After years of attacks about the quality of its food and an army of competitors led by Starbucks, McDonald’s has reasserted itself as what it has been along. It is the king of the fast food business. Its stock reached an all-time high yesterday, which is a level of proof of how well it has done in a crowded sector.
At $275, McDonald’s stock is up 3% this year, against an S&P 500 drop of almost 20%. Over the last two years, shares have risen almost 30% compared to a gain of 16% for the S&P 500. Starbucks shares are flat over the same two-year time period.
Recently, experts say McDonald’s has become a more attractive place to eat (or take out) because of the surge in food prices. People can still get a meal for two at a price of about $20. Even if McDonald’s menu is filled with high-calorie food, a meal is a meal for many people.
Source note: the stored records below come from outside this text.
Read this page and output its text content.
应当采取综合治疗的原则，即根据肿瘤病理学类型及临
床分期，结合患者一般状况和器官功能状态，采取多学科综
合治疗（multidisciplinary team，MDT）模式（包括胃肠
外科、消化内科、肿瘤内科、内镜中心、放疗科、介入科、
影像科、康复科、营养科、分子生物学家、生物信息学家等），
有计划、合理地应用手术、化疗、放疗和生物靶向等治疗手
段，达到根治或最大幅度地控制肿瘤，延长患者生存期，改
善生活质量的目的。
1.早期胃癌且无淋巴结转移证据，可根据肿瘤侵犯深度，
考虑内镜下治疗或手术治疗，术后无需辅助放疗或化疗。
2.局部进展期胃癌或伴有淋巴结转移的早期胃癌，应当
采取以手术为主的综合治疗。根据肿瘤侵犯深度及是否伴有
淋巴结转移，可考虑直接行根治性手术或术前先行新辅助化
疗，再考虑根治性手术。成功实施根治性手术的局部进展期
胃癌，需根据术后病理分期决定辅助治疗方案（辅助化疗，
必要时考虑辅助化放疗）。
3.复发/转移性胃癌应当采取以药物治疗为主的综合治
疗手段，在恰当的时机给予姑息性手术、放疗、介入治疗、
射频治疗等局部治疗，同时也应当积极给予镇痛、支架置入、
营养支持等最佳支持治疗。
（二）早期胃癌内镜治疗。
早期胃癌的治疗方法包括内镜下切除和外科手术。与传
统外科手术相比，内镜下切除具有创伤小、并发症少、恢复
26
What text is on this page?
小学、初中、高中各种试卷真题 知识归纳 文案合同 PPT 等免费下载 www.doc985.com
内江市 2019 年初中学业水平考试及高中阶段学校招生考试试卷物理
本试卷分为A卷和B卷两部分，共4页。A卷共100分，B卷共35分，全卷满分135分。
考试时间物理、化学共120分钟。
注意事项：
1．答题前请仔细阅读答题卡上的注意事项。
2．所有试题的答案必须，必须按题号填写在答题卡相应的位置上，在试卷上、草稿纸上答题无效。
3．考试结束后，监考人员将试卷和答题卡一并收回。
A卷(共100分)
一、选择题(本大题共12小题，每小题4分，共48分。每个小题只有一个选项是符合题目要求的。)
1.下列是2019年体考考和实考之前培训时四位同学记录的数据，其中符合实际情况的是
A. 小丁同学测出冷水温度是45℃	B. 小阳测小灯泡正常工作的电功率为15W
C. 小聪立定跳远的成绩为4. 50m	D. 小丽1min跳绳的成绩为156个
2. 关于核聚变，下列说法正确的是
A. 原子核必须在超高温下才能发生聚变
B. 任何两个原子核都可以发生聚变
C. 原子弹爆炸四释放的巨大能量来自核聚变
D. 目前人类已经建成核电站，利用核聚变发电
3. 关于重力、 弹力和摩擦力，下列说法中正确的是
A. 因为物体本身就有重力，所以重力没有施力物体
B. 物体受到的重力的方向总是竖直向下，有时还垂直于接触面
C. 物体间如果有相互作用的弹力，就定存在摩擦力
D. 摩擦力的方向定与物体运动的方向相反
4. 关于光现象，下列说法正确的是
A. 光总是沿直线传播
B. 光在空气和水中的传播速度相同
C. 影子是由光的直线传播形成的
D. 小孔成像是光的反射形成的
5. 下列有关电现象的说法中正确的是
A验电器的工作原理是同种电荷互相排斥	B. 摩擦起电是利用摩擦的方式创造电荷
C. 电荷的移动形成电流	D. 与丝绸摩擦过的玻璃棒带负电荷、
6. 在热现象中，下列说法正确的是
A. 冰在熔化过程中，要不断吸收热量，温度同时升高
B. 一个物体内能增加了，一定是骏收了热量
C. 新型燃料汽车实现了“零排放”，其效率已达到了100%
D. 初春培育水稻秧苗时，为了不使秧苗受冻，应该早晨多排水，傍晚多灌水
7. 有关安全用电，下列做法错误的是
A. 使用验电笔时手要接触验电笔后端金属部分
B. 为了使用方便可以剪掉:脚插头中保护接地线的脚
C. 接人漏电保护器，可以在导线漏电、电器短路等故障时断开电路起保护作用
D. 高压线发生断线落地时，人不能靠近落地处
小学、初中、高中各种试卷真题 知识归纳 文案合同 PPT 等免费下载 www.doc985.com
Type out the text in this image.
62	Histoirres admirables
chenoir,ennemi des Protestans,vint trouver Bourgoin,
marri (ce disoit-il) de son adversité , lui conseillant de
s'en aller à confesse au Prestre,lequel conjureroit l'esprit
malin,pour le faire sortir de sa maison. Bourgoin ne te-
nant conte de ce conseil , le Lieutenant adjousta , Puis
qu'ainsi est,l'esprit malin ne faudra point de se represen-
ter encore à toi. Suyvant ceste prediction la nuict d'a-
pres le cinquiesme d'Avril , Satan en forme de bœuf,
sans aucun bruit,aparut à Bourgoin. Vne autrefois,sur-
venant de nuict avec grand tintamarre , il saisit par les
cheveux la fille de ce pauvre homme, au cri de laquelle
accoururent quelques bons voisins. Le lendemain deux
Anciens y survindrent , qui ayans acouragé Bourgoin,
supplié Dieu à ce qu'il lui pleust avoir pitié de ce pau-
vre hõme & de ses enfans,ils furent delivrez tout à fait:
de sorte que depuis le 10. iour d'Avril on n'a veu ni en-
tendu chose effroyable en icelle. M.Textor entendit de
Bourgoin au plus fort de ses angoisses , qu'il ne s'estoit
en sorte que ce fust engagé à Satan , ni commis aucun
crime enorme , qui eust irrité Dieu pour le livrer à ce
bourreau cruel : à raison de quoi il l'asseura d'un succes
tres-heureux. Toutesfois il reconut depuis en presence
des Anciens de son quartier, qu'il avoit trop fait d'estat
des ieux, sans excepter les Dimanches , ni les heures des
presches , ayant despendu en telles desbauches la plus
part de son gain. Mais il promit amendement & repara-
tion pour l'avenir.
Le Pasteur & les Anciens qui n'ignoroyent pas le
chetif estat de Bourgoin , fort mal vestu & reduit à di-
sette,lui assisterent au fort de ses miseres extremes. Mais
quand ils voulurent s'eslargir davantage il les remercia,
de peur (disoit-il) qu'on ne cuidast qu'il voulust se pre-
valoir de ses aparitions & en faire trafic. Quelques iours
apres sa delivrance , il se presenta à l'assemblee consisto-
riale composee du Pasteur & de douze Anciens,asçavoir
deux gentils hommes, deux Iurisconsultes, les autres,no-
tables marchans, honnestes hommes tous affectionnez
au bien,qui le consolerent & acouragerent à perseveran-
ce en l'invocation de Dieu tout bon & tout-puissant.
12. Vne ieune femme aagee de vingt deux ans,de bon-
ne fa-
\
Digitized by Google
McDonald’s made a move several years ago that has paid off like a slot machine. It began to offer a full breakfast menu, which moved it beyond its traditional lunch and dinner staples. It also began to keep some stores open 24 hours a day. It may lose money at 2 AM when it has to staff stores and there are almost no customers. However, the management knows whether or not this creates brand loyalty. It has to be a decision based on some customer satisfaction considerations – maybe.
McDonald’s still has a hill to climb if management wants many happy customers. The ACSI fast food rating system puts it at the bottom against 22 competitors. Perhaps management does not pay a great deal of attention to the rating. It has larger revenue than any other company on the list.
For shareholders, McDonald’s financial performance is what drives its shares. Last year, it had a revenue of $23.2 billion and a net income of $7.5 billion. It also has a dividend yield of 2.37%, which is a shareholder bonus in periods of inflation.
As McDonald’s approaches its 70th birthday, its position at the top of the fast food business is cemented.